Le long week-end de mai fut essentiellement consacré à regarder paisiblement des arbres et à jouer avec mes filles. Cela n’a l’air de rien, mais trouver des jours d’apaisement est une victoire difficile, une sorte de trésor de guerre pris à l’époque. Mon daimon m’oblige à me rappeler que j’adore les moments à la campagne depuis que j’habite en ville, alors que j’adorais retourner en ville quand j’habitais à la campagne, mais tant pis, je ne vais pas bouder mon plaisir sous prétexte que d’autres plaisirs ont existé. J’ai lu, aussi, comme toujours. La Duchesse de Langeais de Balzac, petit roman que je n’ai pas du tout aimé : commençant par une nouvelle romantique sur une île espagnole, qui se suffirait à elle-même, poursuivie par des réflexions historiques assez peu profondes sur les causes de la révolution de 1830, continuée par l’histoire centrale, cet « amour impossible » construit autour d’une scène de séquestration qui m’a plongé dans la gêne la plus complète, et terminé par un retour romantique en Espagne, avec une toute fin navrante, dont on aimerait qu’elle fût ironique, mais on en doute. Je vais ensuite sur SensCritique et constate que beaucoup de personnes dont je respecte les avis ont adoré ce roman. J’ai donc un moment de réflexion : quelles raisons ai-je eu de ne pas l’aimer ? Ne suis-je pas dans l’erreur ? Plusieurs hypothèses s’offrent à moi quant à cette singularité de lecture :
- J’ai lu La Duchesse de Langeais après avoir lu trop d’autres Balzac. Je ne suis plus surpris par son style, ses thèmes. J’arrive dans cette lecture en ayant apprécié beaucoup de ses livres, et celui-ci souffre de la comparaison. D’autres qui l’auraient lu parmi les premiers l’auraient plus apprécié par son aspect de nouveauté personnelle.

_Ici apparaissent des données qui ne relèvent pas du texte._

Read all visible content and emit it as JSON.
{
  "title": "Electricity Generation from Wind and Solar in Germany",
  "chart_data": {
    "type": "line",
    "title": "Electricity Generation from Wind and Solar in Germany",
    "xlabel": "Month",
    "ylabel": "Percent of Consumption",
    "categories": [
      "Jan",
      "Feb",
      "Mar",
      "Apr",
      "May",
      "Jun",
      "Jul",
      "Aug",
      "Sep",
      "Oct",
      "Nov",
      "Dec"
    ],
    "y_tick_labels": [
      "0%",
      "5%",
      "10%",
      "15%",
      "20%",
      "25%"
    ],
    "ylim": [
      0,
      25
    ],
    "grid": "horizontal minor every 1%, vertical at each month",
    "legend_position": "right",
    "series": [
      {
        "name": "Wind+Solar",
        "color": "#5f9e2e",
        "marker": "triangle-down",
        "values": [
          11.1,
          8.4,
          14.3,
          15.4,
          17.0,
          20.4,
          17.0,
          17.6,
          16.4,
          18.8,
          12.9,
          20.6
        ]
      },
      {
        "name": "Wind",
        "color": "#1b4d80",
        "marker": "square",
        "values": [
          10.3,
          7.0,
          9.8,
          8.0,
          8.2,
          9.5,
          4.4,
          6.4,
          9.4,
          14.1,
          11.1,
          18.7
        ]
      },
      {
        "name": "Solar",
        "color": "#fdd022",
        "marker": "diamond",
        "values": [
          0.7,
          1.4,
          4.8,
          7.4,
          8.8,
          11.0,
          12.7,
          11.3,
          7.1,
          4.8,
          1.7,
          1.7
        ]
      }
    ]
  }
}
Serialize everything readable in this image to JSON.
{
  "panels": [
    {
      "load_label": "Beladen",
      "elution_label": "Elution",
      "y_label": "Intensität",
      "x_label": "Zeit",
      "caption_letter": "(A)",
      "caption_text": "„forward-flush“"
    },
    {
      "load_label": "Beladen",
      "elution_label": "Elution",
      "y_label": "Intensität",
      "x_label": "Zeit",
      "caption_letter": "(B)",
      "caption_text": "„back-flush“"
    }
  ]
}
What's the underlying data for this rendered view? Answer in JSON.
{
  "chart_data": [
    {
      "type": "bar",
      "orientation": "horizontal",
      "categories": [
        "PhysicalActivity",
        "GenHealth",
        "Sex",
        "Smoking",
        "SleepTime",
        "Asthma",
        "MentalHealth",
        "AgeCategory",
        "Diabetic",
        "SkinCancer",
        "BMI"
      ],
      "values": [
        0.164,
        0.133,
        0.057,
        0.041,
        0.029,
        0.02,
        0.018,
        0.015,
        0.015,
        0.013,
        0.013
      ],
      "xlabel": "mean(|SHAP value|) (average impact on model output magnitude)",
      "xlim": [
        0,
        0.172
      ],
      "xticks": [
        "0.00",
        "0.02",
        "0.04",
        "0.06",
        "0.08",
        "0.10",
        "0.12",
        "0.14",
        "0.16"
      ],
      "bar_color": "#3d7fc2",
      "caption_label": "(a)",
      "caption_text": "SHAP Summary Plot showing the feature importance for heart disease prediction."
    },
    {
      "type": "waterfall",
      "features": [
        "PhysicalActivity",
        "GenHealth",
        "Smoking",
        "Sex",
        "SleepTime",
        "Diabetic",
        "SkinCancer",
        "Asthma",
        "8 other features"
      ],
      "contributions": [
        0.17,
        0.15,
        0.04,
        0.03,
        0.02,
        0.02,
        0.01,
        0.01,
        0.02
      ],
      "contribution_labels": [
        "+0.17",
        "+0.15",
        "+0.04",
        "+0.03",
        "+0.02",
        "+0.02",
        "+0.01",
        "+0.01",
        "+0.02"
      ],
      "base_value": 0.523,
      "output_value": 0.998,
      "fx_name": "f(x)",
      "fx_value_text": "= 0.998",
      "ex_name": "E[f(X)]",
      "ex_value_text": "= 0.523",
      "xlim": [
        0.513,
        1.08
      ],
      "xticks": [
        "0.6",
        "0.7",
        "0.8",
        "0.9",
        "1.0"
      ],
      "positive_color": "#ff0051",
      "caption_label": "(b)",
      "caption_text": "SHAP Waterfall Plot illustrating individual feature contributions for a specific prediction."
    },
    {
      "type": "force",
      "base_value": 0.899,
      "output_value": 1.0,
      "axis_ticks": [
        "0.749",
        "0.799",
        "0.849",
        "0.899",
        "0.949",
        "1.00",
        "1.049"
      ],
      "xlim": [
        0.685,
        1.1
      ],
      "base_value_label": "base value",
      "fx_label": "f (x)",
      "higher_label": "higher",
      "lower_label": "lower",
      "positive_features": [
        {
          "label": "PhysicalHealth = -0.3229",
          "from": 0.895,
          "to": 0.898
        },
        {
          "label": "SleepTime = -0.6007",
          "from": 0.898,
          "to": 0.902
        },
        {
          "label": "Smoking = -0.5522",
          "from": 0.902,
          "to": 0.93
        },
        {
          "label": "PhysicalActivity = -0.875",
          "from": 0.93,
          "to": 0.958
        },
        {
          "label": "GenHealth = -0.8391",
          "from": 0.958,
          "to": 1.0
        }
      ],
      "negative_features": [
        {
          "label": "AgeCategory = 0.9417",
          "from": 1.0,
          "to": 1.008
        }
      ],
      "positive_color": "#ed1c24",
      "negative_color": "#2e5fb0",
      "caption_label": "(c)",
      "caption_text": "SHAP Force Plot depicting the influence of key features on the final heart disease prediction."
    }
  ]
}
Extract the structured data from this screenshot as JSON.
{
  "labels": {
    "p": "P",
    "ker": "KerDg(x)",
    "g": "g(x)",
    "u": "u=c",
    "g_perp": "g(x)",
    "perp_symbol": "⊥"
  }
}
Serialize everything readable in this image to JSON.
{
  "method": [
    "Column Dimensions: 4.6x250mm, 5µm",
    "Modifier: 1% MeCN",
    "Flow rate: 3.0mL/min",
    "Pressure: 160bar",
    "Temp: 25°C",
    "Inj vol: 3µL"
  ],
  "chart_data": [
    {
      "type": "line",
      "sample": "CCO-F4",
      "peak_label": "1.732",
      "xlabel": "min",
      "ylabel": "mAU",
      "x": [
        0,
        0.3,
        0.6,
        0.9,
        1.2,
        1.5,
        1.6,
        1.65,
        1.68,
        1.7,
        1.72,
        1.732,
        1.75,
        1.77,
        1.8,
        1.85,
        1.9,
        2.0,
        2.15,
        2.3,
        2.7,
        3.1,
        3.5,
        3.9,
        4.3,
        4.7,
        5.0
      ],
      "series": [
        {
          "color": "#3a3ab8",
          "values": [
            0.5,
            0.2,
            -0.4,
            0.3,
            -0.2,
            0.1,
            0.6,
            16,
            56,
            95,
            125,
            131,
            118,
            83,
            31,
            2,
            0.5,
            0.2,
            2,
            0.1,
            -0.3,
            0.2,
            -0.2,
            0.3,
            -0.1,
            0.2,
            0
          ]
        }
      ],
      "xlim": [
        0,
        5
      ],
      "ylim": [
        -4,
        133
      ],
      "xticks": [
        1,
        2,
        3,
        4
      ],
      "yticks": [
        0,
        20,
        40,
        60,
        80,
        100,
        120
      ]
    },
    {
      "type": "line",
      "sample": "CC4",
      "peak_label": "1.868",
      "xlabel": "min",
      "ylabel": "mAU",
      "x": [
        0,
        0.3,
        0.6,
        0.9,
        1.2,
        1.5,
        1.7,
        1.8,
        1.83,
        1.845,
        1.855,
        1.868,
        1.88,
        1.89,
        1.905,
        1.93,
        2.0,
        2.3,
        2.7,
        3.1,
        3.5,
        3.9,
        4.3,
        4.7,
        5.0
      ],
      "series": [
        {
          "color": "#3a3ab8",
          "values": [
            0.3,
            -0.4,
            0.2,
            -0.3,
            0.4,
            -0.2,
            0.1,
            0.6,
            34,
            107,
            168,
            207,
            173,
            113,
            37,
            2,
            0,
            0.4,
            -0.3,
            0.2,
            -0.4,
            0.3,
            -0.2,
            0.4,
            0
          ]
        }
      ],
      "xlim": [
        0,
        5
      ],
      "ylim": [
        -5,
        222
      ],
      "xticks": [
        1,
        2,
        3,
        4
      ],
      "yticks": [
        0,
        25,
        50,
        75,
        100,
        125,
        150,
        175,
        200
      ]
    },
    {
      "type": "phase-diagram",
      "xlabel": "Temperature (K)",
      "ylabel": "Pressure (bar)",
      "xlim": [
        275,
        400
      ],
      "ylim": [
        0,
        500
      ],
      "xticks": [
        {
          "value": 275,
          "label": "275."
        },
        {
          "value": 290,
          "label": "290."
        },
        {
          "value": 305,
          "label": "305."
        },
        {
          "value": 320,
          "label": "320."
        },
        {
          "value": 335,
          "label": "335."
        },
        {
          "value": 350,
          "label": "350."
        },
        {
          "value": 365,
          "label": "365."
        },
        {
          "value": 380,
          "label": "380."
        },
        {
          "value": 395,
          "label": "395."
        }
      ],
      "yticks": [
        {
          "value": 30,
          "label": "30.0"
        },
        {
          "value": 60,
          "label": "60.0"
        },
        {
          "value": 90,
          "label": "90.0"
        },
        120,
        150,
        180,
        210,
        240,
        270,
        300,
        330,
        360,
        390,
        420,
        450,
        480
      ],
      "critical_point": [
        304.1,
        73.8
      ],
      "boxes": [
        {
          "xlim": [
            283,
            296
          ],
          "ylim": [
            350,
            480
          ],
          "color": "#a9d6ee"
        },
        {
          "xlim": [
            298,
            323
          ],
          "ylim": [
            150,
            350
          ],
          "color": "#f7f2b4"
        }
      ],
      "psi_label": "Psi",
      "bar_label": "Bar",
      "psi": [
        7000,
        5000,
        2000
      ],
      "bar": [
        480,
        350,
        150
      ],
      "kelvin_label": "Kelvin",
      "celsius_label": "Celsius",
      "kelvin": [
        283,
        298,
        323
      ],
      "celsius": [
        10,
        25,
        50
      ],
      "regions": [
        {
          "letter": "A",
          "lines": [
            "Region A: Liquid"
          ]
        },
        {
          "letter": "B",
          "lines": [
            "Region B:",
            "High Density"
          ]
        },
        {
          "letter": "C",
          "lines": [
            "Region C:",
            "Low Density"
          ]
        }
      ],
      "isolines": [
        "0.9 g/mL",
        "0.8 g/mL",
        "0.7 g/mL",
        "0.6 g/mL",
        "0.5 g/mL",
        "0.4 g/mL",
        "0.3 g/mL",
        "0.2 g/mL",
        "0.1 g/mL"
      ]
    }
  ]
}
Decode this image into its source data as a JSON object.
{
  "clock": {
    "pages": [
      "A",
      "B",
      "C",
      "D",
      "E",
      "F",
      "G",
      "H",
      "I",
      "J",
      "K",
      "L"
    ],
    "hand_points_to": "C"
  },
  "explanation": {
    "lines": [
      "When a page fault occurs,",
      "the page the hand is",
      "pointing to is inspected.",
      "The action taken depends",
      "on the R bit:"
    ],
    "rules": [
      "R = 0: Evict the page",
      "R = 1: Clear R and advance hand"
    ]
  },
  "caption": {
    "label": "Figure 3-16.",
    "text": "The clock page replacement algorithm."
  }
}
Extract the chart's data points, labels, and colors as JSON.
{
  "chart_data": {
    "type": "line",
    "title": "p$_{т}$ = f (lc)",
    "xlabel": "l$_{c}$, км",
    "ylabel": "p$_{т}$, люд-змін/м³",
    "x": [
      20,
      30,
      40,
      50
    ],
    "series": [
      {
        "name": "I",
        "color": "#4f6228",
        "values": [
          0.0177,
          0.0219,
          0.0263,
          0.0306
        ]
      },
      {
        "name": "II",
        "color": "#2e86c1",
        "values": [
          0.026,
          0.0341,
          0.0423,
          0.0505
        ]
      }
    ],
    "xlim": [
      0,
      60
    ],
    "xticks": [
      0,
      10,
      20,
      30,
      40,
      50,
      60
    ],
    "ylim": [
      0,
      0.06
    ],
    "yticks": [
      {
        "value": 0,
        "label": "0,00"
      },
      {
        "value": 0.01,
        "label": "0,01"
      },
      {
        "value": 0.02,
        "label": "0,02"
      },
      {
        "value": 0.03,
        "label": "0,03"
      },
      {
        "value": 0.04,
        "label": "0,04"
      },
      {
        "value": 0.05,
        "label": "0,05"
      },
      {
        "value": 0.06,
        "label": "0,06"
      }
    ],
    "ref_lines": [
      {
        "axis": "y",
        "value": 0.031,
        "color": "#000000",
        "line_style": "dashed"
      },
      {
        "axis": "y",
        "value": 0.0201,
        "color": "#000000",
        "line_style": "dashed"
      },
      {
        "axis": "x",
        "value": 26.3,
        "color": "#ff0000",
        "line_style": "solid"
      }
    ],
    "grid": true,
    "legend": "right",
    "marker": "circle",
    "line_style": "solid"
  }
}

- Je suis rétif au Balzac sentimental. (J’allais dire « romantique », mais La Peau de Chagrin est romantique jusqu’au bout des ongles, et je le compte parmi mes favoris.) Le Lys dans la vallée m’a entraîné dans un profond ennui.
- Je lis Balzac après #MeToo, et toutes les réflexions di narrateur sur la femme qui a besoin d’un homme violent, renforcé par le fait que la duchesse finit par tomber amoureuse de Montriveau quand celui-ci la séquestre, m’ont nécessairement fait hausser les sourcils. (On lit avec son époque, qu’on le veuille ou non.)
- Je suis tout bonnement passé à côté du texte, de sa profondeur ; je suis dans l’erreur et je lis mal.
La journée du 13 mai a été harassante. La semaine promet d’être difficile, avec son cortège de réunions, de cours et d’activités diverses. Ce n’est pourtant que la routine du travail, que connaissent une partie substantielle des habitants du monde, et encore fais-je partie des privilégiés. Je me pose en fin de journée, et voulais parler d’une Nature morte en trompe l’oeil de Pierre Guillaume Cossard, vue il y a quelques semaines au musée des Beaux-arts de Strasbourg, mais il m’a été impossible de la trouver en cherchant sur internet. Elle restera donc dans mon souvenir et sur une photographie floue de mon téléphone. J’en cherche donc une autre pour ouvrir cette rêverie, et tombe sur celle-ci, attribuée à Alexandre Coosemans :

Les natures mortes m’apaisent. Celle-ci est relativement traditionnelle, avec les passages obligés que sont le travail du verre (peindre la transparence est une gageure qui montre la valeur technique du peintre) et des différentes teintes de raison, avec le jeu de lumière sur leur peau. L’élément singulier est peut-être le fond noir profond, et encore en ai-je vu sur d’autres tableaux de ce genre. Non, tout est à sa place sans être symétrique, figé tout en restant plein de vitalité, coloré sur fond noir : ambivalent comme tout ce qui vit, c’est-à-dire tout ce qui meurt.
Je n’aime pas Balzac (avec tout mon respect pour ceux qui adorent certains de ses romans). Je suis toujours prise d’un ennui profond en le lisant, avec des chapitres contemplatifs et une vision partiale du monde. Comme vous le dites, c’est propre à son temps et pas au nôtre.